Suivi AMPHIBIENS

Suivi AMPHIBIENS

Les amphibiens, thermomètre de bonne santé de la forêt?

Les amphibiens, très sensibles aux variations environnementales, sont de véritables indicateurs du bon état d’un habitat. C’est pourquoi les réserves naturelles forestières de Guyane les étudient pour estimer leur nombre et leur bonne santé. Aux Nouragues, les populations d’amphibiens autour de la station de recherche (Pararé et Inselberg) sont ainsi suivies depuis 2011 ! Les populations de Dendrobates à tapirer sont suivies par capture-marquage-recapture ; chaque individu est capturé, photographié puis relâché in situ. Le patron de coloration est unique pour chaque individu, à l’instar de nos empreintes digitales, ce qui permet de reconnaitre chaque individu et de lui attribuer un numéro. Il est ainsi possible de retrouver le même individu d’année en année. L’analyse des données de recapture permettent d’estimer l’effectif (nombre) et la dynamique des populations (disparus, nouveaux arrivants…). Les amphibiens diurnes et de litière (Allobates femoralis, Anomaloglossus baeobatrachus, Ameeraga hahnelli, Atelopus flavescens, Rhinella margaritifera …) sont étudiés quant à eux par transects audio-visuels. C’est-à-dire que l’observateur (agent de la réserve) parcourt lentement une cinquantaine de chemins (layons) de 50 mètres chacun, chaque jour pendant 8 à 10 jours. Chaque chant entendu est comptabilisé. Seuls les mâles chanteurs seront entendus puisque les femelles ne chantent pas. L’analyse des données estime alors seulement le nombre d’individus mâles, ce qui est une estimation annuelle relative par rapport à l’année précédente. Chaque année ce protocole est assuré par deux agents de la réserve, à Pararé, ainsi qu’à l’Inselberg.

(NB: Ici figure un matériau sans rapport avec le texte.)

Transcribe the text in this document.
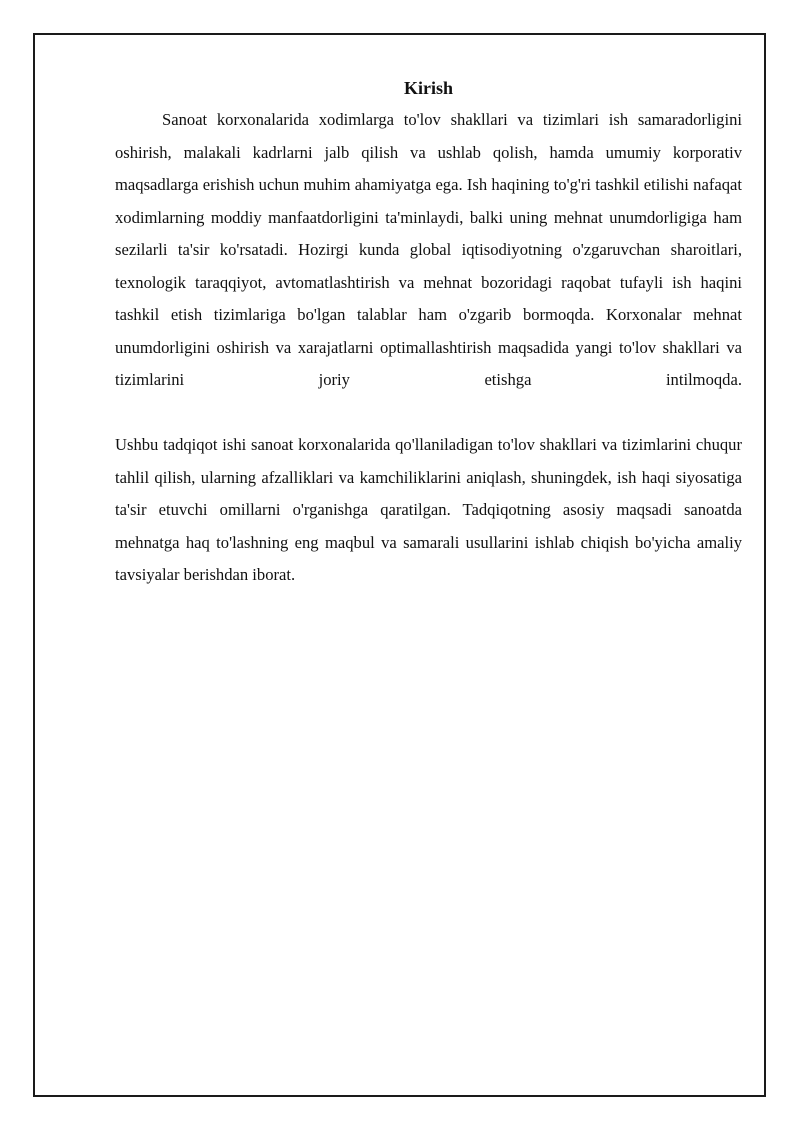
Kirish

Sanoat korxonalarida xodimlarga to'lov shakllari va tizimlari ish samaradorligini oshirish, malakali kadrlarni jalb qilish va ushlab qolish, hamda umumiy korporativ maqsadlarga erishish uchun muhim ahamiyatga ega. Ish haqining to'g'ri tashkil etilishi nafaqat xodimlarning moddiy manfaatdorligini ta'minlaydi, balki uning mehnat unumdorligiga ham sezilarli ta'sir ko'rsatadi. Hozirgi kunda global iqtisodiyotning o'zgaruvchan sharoitlari, texnologik taraqqiyot, avtomatlashtirish va mehnat bozoridagi raqobat tufayli ish haqini tashkil etish tizimlariga bo'lgan talablar ham o'zgarib bormoqda. Korxonalar mehnat unumdorligini oshirish va xarajatlarni optimallashtirish maqsadida yangi to'lov shakllari va tizimlarini joriy etishga intilmoqda.

Ushbu tadqiqot ishi sanoat korxonalarida qo'llaniladigan to'lov shakllari va tizimlarini chuqur tahlil qilish, ularning afzalliklari va kamchiliklarini aniqlash, shuningdek, ish haqi siyosatiga ta'sir etuvchi omillarni o'rganishga qaratilgan. Tadqiqotning asosiy maqsadi sanoatda mehnatga haq to'lashning eng maqbul va samarali usullarini ishlab chiqish bo'yicha amaliy tavsiyalar berishdan iborat.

Mosaïque de photos d'amphibiens diurnes et de litière © J. Devillechabrolle

Les chiffres et estimations ainsi obtenus sont comparés entre les années pour dégager une tendance d’évolution des populations (augmentation, stabilité ou déclin).

Depuis 2012, plus de 7 000 données ont ainsi été recueillies. Toutefois, il faut attendre plusieurs années avant d’être capable de détecter une tendance. En 2017, une première analyse des 6 dernières années de suivi indique une potentielle diminution de la taille des populations d’amphibiens aux Nouragues… Cette tendance reste à confirmer dans les prochaines années, en intégrant mieux les biais de détection des amphibiens pour être au plus proche des chiffres de la réalité. Un réajustement de protocole du suivi des dendrobates est actuellement en test sur la réserve naturelle de Trésor.

Concernant la « bonne santé » des populations d’amphibiens, celles des Noruagues semblent peu atteintes par le champignon pathogène chytride. Cependant, les individus pourraient être de plus en plus sujets à l’infection à Pararé puisqu’entre 2015 et 2017, la prévalence augmente de 0, à 3 puis 5%. Aucune présence pathogène n’est détectée sur la population de l’inselberg.